A site for solving at least some of your technical problems...
A site for solving at least some of your technical problems...
When a computer swap is getting used, by default you just see that swap is used, not so much about which process uses that swap space.
The function I used by default is free which outputs that info:
$ free total used free shared buff/cache available Mem: 528011648 75782220 200245172 1928996 251984256 449183156 Swap: 30769148 0 30769148
As we can see, this tool shows use how much RAM is used/available and how much swap is in use/available.
Only that doesn't tell you much. That is, my main question is genrally: which process uses the most swap space?
There is a small command line tool written in Python called smem which does that for you. It reads the information from each process data file under /proc/<process ID>/....
The cool feature here is that you can sort the resulting table using the swap column, that way you see the hogs at the bottom.
smem -k -s swap
Note that if you use it without sudo the list of processes will be limited to the processes you own.
In many cases, you want to see how much swap is used by daemons so that means you need to use sudo like so:
sudo smem -k -s swap
And as a result, you may see how much memory mysqld is using:
PID User Command Swap USS PSS RSS 1628 mysql /usr/sbin/mysqld 100.7M 40.0M 40.1M 42.6M
As we can see in my instance, the swap used by MySQL is 100.7Mb. That's quite a bit on a small machine (2Gb of RAM total on that VPS) and that's not the only process running on that machine.
Another interesting fact about that, it allows you to search for all the processes that hog memory and look into reasons for the leaks. For servers, it's often difficult to tell whether they leak or not as it can take a long time to see the memory leakage if it is very small... but after running the process for months at a time, it can end up being a very large amount... (note that I don't think that MySQL leaks, I'm talking about my servers which I think for some do leak a little here and there over time—they may be hording various small objects which should be deleted along the way but are not).
My main problem with this one is... installing it requires at least 50 other python packages. I don't have too much against python, but on a machine where I want to save as much disk space as I can, it's not that great to have to install another 50 pythong packages... (even if most are fairly small).

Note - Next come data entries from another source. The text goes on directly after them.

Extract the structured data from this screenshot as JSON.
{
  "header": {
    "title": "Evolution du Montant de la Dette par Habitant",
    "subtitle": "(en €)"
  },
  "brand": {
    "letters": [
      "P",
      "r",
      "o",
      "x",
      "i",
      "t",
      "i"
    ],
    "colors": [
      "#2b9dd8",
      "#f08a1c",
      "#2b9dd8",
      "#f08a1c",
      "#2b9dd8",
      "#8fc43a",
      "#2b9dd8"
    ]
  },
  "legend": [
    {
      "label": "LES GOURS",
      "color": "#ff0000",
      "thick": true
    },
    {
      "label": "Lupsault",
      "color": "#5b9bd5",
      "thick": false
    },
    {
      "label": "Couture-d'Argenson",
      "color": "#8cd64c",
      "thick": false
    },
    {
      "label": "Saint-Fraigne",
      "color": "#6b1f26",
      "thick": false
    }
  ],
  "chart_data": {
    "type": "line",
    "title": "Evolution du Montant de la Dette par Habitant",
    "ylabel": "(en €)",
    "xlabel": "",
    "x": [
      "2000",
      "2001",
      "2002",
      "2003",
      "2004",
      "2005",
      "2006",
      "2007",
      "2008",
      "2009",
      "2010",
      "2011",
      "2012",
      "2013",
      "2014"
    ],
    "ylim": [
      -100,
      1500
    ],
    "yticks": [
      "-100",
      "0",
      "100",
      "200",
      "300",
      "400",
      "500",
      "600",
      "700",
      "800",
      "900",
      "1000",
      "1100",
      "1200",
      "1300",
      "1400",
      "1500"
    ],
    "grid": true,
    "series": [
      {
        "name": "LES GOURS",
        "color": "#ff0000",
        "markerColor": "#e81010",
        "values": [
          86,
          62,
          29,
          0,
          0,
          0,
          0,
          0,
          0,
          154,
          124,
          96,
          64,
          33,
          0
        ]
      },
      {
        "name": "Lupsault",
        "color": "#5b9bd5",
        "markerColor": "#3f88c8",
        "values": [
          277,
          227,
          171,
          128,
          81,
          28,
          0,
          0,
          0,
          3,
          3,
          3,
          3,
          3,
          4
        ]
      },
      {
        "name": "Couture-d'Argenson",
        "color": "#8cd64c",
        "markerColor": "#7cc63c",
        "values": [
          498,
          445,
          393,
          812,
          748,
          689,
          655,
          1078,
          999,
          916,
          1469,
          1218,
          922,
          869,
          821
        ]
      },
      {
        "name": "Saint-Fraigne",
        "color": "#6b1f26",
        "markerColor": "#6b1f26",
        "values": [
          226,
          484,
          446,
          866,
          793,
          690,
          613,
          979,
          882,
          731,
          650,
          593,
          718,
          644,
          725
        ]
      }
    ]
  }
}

I wrote my own script which essentially does the same thing and uses a total of 2 or 3 blocks on your hard drive (592 bytes in the current version).
The script is a basic shell script. It reads the /proc/<id>/... info and capture the VmSwap fields.
The final is sorted by swap size.
Here is the script as it stands in Sep 2020:
#!/bin/sh # # Retrieve each process VmSwap size and display it with its name if not zero. # This gives you a list of processes using swap memory in increasing order. sizes() { for f in /proc/[0-9]*/status do rm -f /tmp/swap-usage if cp $f /tmp/swap-usage then size=`grep 'VmSwap:\s*' $f | grep -v ' 0 kB' | sed -e 's/VmSwap:\s*//'` if test -n "$size" then name=`grep Name: $f | sed -e 's/Name:\s*//'` echo "${name}: $size" fi fi done } # # To reverse the sort, use 2nr instead of just 2n sizes | sort -k 2n # vim: ts=2 sw=2 et
The source is available in the Snap! Websites project.